แนวคิดหลัก
Large language models often generate false or unsubstantiated outputs, known as "hallucinations", which prevent their adoption in critical domains. This work proposes a general method to detect a subset of hallucinations, called "confabulations", by estimating the semantic entropy of model outputs.
บทคัดย่อ
The content discusses the problem of hallucinations in large language models (LLMs) such as ChatGPT and Gemini. LLMs can sometimes generate false or unsubstantiated answers, which poses a significant challenge for their adoption in diverse fields, including legal, news, and medical domains.
The authors propose a new method to detect a subset of hallucinations, called "confabulations", which are arbitrary and incorrect generations. The key idea is to compute the uncertainty of the model's outputs at the level of meaning rather than specific sequences of words, using an entropy-based approach.
The proposed method has several advantages:
- It works across datasets and tasks without requiring a priori knowledge of the task or task-specific data.

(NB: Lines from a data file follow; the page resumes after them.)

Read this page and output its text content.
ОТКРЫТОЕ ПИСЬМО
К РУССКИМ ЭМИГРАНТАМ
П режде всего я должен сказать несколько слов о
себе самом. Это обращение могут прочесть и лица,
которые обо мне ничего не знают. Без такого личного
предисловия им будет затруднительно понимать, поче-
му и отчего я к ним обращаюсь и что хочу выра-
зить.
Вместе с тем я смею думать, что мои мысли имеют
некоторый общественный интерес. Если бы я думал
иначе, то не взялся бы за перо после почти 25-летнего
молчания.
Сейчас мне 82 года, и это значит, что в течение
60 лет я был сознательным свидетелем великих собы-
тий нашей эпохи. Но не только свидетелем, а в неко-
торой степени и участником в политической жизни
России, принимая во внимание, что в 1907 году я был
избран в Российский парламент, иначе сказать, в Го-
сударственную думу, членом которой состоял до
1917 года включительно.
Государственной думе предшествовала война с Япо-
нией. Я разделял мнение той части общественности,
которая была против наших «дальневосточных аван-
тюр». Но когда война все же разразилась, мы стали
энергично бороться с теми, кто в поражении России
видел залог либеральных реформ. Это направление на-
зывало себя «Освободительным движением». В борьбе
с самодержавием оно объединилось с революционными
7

- It can robustly generalize to new tasks not seen before.
- By detecting when a prompt is likely to produce a confabulation, the method helps users understand when they must take extra care with LLMs, enabling new possibilities for using these models despite their unreliability.
The authors highlight that encouraging truthfulness through supervision or reinforcement has only been partially successful, and a general method for detecting hallucinations in LLMs is needed, even for questions to which humans might not know the answer.
สถิติ
Large language model (LLM) systems, such as ChatGPT1 or Gemini2, can show impressive reasoning and question-answering capabilities but often 'hallucinate' false outputs and unsubstantiated answers3,4.
Answering unreliably or without the necessary information prevents adoption in diverse fields, with problems including fabrication of legal precedents5 or untrue facts in news articles6 and even posing a risk to human life in medical domains such as radiology7.
คำพูด
"Encouraging truthfulness through supervision or reinforcement has been only partially successful8."
"Our method addresses the fact that one idea can be expressed in many ways by computing uncertainty at the level of meaning rather than specific sequences of words."